Wie man auf den Bildern sieht, besitzt der Stecker einen aktiven Part, der für die Datenübermittlung zuständig ist. Hiermit ist nun auch klar, wie es eventuell möglich wird, TB über Glasfaser zu übertragen. Der entsprechende Emitter wandert "einfach" ins Kabel. Dies macht die Kabel natürlich recht teuer, ermöglicht aber die Nutzung sowohl von Kupfer als auch von Glasfaser am gleichen Port. Gerade bei der Übertragung über Glasfaser könnte die Wärmeentwicklung des aktiven Parts allerdings problematisch werden, denn dieser soll bereits jetzt recht warm werden.

Ein weiterer Nachteil an dem komplexen Kabel ist die Tatsache, dass durch die hohe Komplexität und die vielen Chips im Stecker es wohl recht lange dauern wird, bis Drittanbieter mit günstigen Kabeln daher kommen. Dazu kommt noch, das sich erst noch zeigen wird müssen, wie "billig" diese Kabel dann werden, denn es steckt für ein Kabel doch sehr viel Technik im Stecker. Wer also auf TB setzen will, sollte hier auf kurze bis mittlere Zeit keine billige Alternative erwarten.

Quelle: ifixit.com


----------



## fac3l3ss (30. Juni 2011)

HDDs limitieren dich schon bei USB 3.0, was bringt mir dann Thunderbolt? 


MfG
fac3l3ss


----------



## Darkfleet85 (30. Juni 2011)

Handelt sich bei diesem "Thunderbolt" Kabel bereits um die neue Version mit Halbleiter Laser etc.- oder noch um die erste Version mit  Kupferleitungen 5GB/s?

Der Preis ist wirkich daneben, sind I POD/I Phone User leider schon von den überteuerten "billigen" Apple Kopfhörern gewohnt


----------



## Superwip (30. Juni 2011)

Angeblich müssen die Hersteller ja für sämtliche Thunderbolt Geräte sehr hohe Lizenzgebühren an Intel abtreten, was auch der Grund dafür sein soll, dass man Thunderbolt bis Dato nur bei Apple findet

siehe auch:
Hardwareluxx - Hohe Kosten für AirPlay und Thunderbolt bremsen Integration



> Ein ähnliches Bild zeigt sich bei Thunderbolt. Das Gehäuse einer solchen externen Festplatte würde beispielsweise in etwa soviel kosten, wie die eigentlich HDD selbst. Dies verteuert die Hardware und beschränkt ihren Einsatz ebenfalls auf den Profimarkt.


 
Und ein möglicher optischer Thunderbolt Nachfolger wird alles nur sicher nicht billiger...


----------



## Skysnake (30. Juni 2011)

Klar, das wird noch DEUTLICH teurer. Da wird ein Kabel ein echt begehrtes Diebesgut. 

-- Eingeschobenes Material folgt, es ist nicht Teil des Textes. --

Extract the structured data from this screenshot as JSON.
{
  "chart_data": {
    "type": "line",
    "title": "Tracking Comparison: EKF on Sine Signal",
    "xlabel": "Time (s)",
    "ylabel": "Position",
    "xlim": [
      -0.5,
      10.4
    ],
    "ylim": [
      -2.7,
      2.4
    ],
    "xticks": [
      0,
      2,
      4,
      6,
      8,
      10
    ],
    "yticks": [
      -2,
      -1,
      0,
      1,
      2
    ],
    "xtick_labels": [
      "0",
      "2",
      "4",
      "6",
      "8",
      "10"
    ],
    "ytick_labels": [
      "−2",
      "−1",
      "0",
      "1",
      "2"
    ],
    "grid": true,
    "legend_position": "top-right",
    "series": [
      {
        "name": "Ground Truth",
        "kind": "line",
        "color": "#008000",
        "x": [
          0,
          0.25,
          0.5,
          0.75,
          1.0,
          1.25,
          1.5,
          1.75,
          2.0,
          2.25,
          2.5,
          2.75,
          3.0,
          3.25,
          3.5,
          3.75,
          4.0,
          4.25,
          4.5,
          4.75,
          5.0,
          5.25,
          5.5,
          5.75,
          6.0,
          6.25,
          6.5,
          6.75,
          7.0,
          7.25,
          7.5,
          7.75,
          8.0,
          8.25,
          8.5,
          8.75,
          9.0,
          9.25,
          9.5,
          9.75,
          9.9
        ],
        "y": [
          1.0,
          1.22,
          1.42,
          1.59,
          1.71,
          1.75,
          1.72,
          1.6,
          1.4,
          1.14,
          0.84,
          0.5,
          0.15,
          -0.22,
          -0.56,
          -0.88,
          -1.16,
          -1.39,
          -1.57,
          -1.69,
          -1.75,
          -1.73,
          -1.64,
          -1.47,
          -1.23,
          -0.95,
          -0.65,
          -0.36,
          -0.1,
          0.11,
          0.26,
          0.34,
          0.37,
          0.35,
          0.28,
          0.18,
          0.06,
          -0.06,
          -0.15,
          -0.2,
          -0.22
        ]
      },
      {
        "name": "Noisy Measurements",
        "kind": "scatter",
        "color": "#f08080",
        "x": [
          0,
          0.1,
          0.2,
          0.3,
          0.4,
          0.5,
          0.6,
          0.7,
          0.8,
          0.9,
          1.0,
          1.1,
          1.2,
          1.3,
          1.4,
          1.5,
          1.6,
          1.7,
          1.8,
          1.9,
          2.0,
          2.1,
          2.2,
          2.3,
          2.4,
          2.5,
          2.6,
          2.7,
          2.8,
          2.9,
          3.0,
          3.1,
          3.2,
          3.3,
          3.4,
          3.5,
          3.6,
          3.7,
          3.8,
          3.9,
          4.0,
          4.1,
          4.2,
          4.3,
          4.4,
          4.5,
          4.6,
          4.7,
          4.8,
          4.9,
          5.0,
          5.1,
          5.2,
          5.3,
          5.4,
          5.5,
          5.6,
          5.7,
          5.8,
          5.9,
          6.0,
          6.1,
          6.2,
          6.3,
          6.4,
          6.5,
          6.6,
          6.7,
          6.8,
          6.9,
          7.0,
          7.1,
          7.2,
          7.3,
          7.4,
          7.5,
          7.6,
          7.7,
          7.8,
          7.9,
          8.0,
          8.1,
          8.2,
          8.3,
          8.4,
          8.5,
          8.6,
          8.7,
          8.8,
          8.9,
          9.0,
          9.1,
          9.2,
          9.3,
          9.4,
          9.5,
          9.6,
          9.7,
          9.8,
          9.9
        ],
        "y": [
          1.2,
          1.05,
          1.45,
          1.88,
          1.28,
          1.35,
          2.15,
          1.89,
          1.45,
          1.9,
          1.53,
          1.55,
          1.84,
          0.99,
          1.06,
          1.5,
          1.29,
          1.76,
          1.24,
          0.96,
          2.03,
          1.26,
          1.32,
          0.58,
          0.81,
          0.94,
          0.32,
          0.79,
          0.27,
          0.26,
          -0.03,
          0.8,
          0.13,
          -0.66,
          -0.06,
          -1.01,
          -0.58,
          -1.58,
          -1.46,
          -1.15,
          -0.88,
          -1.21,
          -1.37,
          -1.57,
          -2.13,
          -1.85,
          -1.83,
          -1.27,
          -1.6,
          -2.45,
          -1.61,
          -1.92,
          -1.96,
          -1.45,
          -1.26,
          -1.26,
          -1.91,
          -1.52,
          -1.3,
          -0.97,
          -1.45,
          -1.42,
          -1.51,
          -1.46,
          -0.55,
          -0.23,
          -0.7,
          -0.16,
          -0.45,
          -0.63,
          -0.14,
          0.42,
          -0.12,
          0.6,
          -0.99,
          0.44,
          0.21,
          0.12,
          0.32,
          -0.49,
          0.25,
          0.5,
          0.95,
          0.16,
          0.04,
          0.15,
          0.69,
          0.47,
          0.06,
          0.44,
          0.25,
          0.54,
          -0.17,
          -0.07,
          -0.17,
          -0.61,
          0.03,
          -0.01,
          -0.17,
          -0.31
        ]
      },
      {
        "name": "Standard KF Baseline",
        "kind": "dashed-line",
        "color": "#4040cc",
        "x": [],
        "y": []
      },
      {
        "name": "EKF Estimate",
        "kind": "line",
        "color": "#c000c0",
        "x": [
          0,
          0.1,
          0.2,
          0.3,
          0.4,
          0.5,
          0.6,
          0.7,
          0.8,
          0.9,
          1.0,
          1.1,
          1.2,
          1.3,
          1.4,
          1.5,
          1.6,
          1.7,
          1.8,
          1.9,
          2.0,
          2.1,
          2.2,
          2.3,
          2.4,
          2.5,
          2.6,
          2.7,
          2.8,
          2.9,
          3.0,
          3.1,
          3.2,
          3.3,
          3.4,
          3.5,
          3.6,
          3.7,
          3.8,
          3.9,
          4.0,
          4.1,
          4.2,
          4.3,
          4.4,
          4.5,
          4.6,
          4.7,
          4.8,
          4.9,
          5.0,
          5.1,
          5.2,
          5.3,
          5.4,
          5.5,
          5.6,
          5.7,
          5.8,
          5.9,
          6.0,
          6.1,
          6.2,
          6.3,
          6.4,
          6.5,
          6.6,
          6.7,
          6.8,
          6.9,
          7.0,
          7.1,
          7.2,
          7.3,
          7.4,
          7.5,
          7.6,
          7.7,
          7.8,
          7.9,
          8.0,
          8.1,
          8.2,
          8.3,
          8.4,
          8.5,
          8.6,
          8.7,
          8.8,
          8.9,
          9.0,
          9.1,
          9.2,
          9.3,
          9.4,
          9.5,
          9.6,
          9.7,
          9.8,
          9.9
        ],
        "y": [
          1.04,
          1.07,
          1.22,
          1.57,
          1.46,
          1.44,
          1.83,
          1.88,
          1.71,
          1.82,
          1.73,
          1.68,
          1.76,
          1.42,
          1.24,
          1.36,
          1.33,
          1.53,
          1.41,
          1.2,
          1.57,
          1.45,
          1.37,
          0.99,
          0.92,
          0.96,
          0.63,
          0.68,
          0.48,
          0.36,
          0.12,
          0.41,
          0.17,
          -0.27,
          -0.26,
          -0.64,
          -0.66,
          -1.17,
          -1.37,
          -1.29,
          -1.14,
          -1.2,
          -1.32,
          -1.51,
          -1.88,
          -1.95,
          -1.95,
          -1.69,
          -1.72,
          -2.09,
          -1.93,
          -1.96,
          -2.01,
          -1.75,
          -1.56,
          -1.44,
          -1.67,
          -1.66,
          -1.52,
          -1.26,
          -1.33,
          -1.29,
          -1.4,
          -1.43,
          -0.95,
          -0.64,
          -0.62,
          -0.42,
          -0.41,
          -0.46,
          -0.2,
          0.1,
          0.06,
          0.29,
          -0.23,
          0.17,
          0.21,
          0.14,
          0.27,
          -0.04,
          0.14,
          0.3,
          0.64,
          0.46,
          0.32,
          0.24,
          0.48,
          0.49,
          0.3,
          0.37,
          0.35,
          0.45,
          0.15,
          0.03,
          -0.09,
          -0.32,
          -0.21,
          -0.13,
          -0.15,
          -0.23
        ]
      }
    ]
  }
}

Zudem frage ich mich, wie die einen optischen Wandel in das Kabel packen wollen, die ziehen ja doch einiges an Leistung. Da kann das Kabel schon gut warm werden.


----------



## Darkfleet85 (30. Juni 2011)

Skysnake schrieb:


> Klar, das wird noch DEUTLICH teurer. Da wird ein Kabel ein echt begehrtes Diebesgut.
> 
> Zudem frage ich mich, wie die einen optischen Wandel in das Kabel packen wollen, die ziehen ja doch einiges an Leistung. Da kann das Kabel schon gut warm werden.



Das wird sich zeigen, ich find es jedoch eine Frechheit von Apple diese Kabel bereits als Thunderbolt Kabel zu bezeichnen, den die erste Version hat noch Kupferleitung, das hat nichts mit Glasfasertechnik zu tun

Aber angesichts des immer grösser werdenen Datenvolumens ist das kein schlechter Ansatz, wobei ich noch nicht mal USB 3.0 richtig zu nutzen weiss


----------



## Skysnake (30. Juni 2011)

Ähm....

ThunderBolt =|= Light Peak 

Und was die Sache angeht mit dem teurer, so kannst du da drauf Gift nehmen, dass die optischen Kabel noch teurer werden. Man reißt zwar in den langen Leitungen Kupfer raus, um Sie durch Glasfaser zu ersetzen, weil Kupfer so wertvoll ist, aber auf die kurzen Strecken ist das nicht rentabel. So ein elektro-optischer Wandler ist nicht gerade billig in den Qualitäten, die du brauchst...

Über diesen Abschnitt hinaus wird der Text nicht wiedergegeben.